The Arewa Professional Forum (APF) has expressed concerns over what it called the worsening state of insecurity in the country, saying it was time for President Muhammadu Buhari to allow the service chiefs quit the centre stage of the nation’s security management.
The APF said the service chiefs have exhausted energies, ideas, and capacities insisting that they can no longer turn around the country’s security for better.
In a statement issued after its third annual meeting in Kaduna by its National Coordinator, Dr Ibrahim Nasir, the group tasked the president to see reasons with majority of Nigerians who are of the view that the nation’s top security heads be relinquished of their positions and fresh hands and ideas injected for positive results in the security sphere.
“The time has come when the entire country expects new ideas, philosophy, and method in the fight against insurgency in the country.
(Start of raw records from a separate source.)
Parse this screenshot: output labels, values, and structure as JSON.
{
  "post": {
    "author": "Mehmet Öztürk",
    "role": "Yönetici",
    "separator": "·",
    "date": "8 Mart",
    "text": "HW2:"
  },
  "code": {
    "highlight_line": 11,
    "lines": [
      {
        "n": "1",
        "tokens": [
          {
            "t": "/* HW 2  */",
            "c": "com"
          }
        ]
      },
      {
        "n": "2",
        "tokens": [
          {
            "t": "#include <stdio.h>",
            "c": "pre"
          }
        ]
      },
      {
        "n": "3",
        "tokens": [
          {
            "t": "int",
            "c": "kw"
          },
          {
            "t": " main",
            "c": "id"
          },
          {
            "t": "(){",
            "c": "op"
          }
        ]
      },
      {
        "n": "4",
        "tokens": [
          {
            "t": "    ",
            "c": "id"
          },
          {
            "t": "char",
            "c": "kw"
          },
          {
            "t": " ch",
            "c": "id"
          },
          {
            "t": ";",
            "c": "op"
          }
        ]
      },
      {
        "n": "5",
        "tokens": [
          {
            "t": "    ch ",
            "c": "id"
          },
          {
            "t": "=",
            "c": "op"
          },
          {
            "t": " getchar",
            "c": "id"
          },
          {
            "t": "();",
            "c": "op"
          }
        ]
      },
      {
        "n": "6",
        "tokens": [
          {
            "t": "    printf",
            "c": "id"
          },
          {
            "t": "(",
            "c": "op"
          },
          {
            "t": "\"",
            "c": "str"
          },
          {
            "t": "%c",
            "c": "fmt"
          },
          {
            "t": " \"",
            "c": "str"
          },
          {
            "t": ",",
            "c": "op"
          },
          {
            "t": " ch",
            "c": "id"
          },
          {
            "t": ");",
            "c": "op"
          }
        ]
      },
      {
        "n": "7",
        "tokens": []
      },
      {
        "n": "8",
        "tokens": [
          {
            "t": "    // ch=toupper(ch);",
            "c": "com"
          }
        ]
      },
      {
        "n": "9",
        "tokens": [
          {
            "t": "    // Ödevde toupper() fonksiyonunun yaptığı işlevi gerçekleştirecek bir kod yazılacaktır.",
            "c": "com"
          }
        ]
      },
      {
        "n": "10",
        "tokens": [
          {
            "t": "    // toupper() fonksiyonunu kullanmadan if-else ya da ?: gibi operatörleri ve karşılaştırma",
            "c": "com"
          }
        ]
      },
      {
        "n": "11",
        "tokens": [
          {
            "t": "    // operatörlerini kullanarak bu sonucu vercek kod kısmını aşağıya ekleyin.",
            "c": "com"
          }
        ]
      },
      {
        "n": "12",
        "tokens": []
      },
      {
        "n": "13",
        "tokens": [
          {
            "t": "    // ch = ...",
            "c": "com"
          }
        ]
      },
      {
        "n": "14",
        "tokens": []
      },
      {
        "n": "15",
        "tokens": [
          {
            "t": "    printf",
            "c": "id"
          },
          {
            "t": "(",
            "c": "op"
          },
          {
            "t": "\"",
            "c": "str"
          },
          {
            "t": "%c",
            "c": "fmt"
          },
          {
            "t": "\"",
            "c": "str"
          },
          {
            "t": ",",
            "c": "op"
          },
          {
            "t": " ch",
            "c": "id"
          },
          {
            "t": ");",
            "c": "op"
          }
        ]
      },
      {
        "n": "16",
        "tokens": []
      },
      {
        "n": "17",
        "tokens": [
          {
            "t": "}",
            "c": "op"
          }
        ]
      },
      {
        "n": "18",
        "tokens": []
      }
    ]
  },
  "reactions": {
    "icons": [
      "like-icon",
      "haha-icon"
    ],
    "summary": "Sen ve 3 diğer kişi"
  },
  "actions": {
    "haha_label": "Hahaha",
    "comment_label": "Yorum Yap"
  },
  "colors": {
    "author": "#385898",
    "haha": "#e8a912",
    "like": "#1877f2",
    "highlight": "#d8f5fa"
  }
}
“We strongly believe that time has come for our president to bring in fresh hope and clear directions on how best the country will strategize to overcome the present insecurity situation in the country.
“The president was elected by Nigerians and the same Nigerians have spoken through their representatives in the National Assembly.
“He should listen to them by dropping the service chiefs, who have since reached retirement age in the military and appoint new ones with fresh ideas to do the job for which we elected him to do,” the statement added.
Noting that the “president’s idea about insecurity has proved inadequate to deal with the threat to our lives and property”, the APF charged him to “urgently change tactics and personnel in order to win the war against rising threats to the lives of Nigerians.”
The statement charged the president to “immediately look for their replacement in younger, well-experienced officers to lift the country out of the woods.”
The Senate had earlier asked Nigeria’s military chiefs to ‘step aside’ to enable a new set with new ideas tackle insecurity across the country.
This was one of the resolutions adopted after the lawmakers deliberated on a motion on the rising number of casualties among soldiers and other security agencies. The motion was sponsored by Ali Ndume.